Taft was an avid fan of the Cincinnati Reds baseball team and sometimes listened to games on the radio with an earplug during city council meetings. In addition, he was an avid fisherman whose trademark was a canoe tied to his car in anticipation of his next fishing trip. When he died, the epitaph "Gone fishing" was inscribed on his grave at Spring Grove Cemetery in Cincinnati.

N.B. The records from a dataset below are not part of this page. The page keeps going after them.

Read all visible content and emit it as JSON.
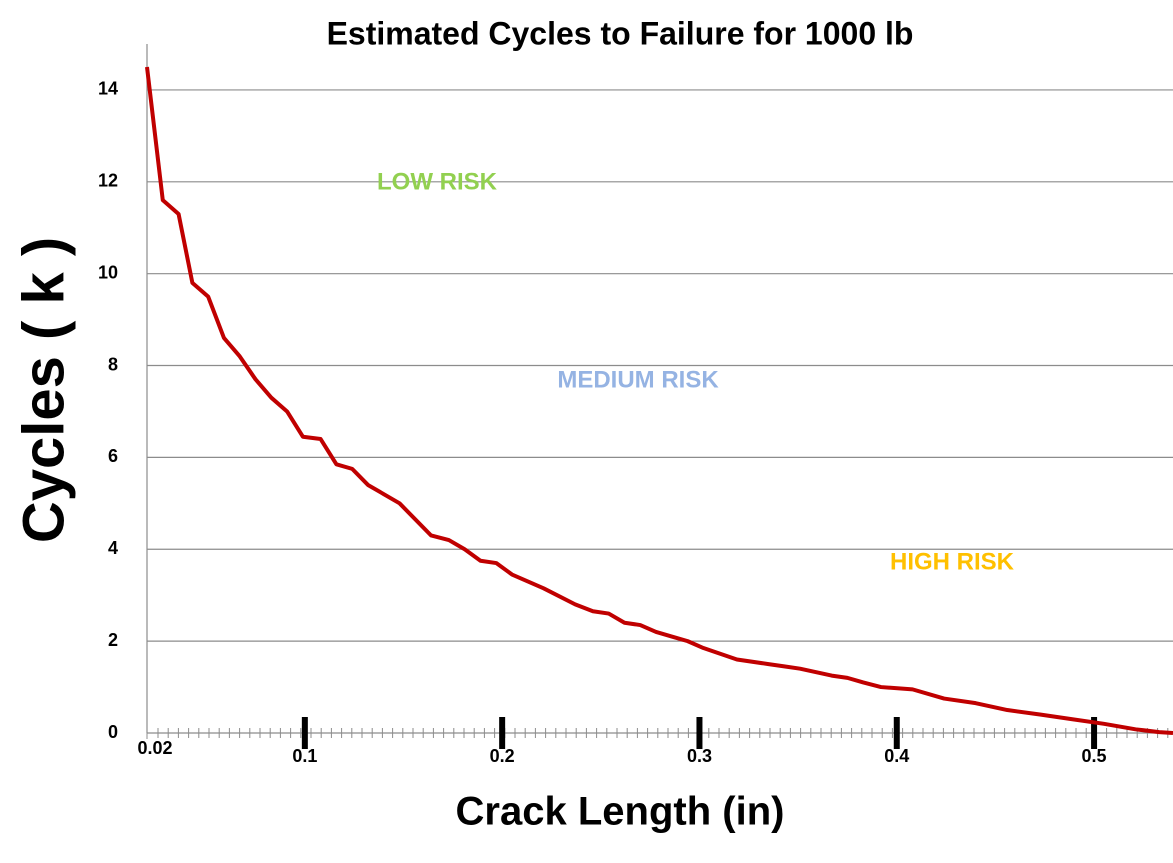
{
  "chart_data": {
    "type": "line",
    "title": "Estimated Cycles to Failure for 1000 lb",
    "x_label": "Crack Length (in)",
    "y_label": "Cycles ( k )",
    "x": [
      0.02,
      0.028,
      0.036,
      0.043,
      0.051,
      0.059,
      0.067,
      0.075,
      0.083,
      0.091,
      0.099,
      0.108,
      0.116,
      0.124,
      0.132,
      0.148,
      0.164,
      0.173,
      0.181,
      0.189,
      0.197,
      0.205,
      0.213,
      0.221,
      0.237,
      0.246,
      0.254,
      0.262,
      0.27,
      0.278,
      0.286,
      0.294,
      0.302,
      0.319,
      0.335,
      0.343,
      0.351,
      0.367,
      0.375,
      0.383,
      0.392,
      0.408,
      0.424,
      0.44,
      0.456,
      0.473,
      0.489,
      0.505,
      0.521,
      0.533,
      0.54
    ],
    "series": [
      {
        "name": "Cycles",
        "color": "#c00000",
        "values": [
          14.5,
          11.6,
          11.3,
          9.8,
          9.5,
          8.6,
          8.2,
          7.7,
          7.3,
          7.0,
          6.45,
          6.4,
          5.85,
          5.75,
          5.4,
          5.0,
          4.3,
          4.2,
          4.0,
          3.75,
          3.7,
          3.45,
          3.3,
          3.15,
          2.8,
          2.65,
          2.6,
          2.4,
          2.35,
          2.2,
          2.1,
          2.0,
          1.85,
          1.6,
          1.5,
          1.45,
          1.4,
          1.25,
          1.2,
          1.1,
          1.0,
          0.95,
          0.75,
          0.65,
          0.5,
          0.4,
          0.3,
          0.2,
          0.08,
          0.02,
          0
        ]
      }
    ],
    "xlim": [
      0.02,
      0.54
    ],
    "xticks": [
      0.02,
      0.1,
      0.2,
      0.3,
      0.4,
      0.5
    ],
    "ylim": [
      0,
      15
    ],
    "yticks": [
      0,
      2,
      4,
      6,
      8,
      10,
      12,
      14
    ],
    "grid": true,
    "annotations": [
      {
        "text": "LOW RISK",
        "color": "#92d050"
      },
      {
        "text": "MEDIUM RISK",
        "color": "#95b3e3"
      },
      {
        "text": "HIGH RISK",
        "color": "#ffc000"
      }
    ]
  }
}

He served on the vestry (board of directors for an Episcopal parish) of Christ Church Cathedral in Cincinnati for decades. He served as a vestry member from 1928 to 1941, Junior Warden (vice president of the board) from 1942 to 1949, and Senior Warden (president of the board) from 1950 to 1977.[7] The large sculpture on the southwest corner of the Christ Church Cathedral building is commemorated to him and was created by the commissioned artist, Timothy S. Werrell (b. 1957).[8] He was known to be a champion for the poor and worked to study why there were no African Americans attending the church in the 1950s. To this day, The Taft Lecture Series, funded by The Charles P. and Eleanor Taft Memorial Fund, "features provocative thinkers, writers, teachers, theologians, social justice activists, and leaders in the fields of religion, social science, the arts, politics, and more. Lectures are presented once or twice or year as the featured speakers’ schedules permit, and are always free to the public."[9]
In his later years he spent much time preserving his father's childhood home, which became the William Howard Taft National Historic Site.

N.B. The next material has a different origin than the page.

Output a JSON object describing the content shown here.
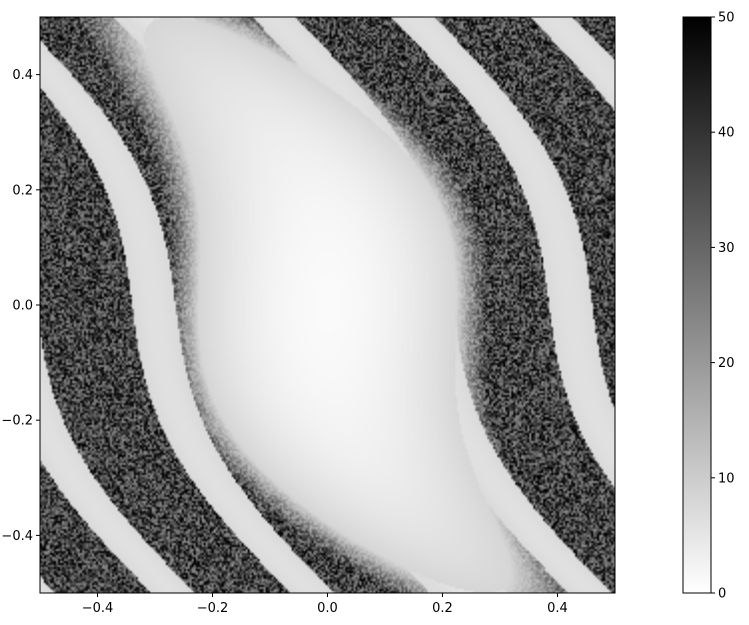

In 1952 (while he was Senior Warden at Christ Church), Taft was accused by Cincinnati Councilman Jesse D. Locker, the first Black council member in Cincinnati, of inserting restrictive race clauses into the deeds of properties he was developing. These clauses read, “These premises shall not be sold, leased or rented to, nor occupied by, except as a servant, anyone not of the Caucasian Race”.[10] Though these types of clauses had been deemed illegal and unconstitutional by the U.S. Supreme Court in 1948, Taft defended himself by saying, “I built 265 good houses during the war at Woodside Homes and Shawanoe Trail and I am proud of them. I could only do that on borrowed money, and at that time I nor anyone else could borrow a dime from any financial institution I know, for any such purpose, without such clauses in the deeds”.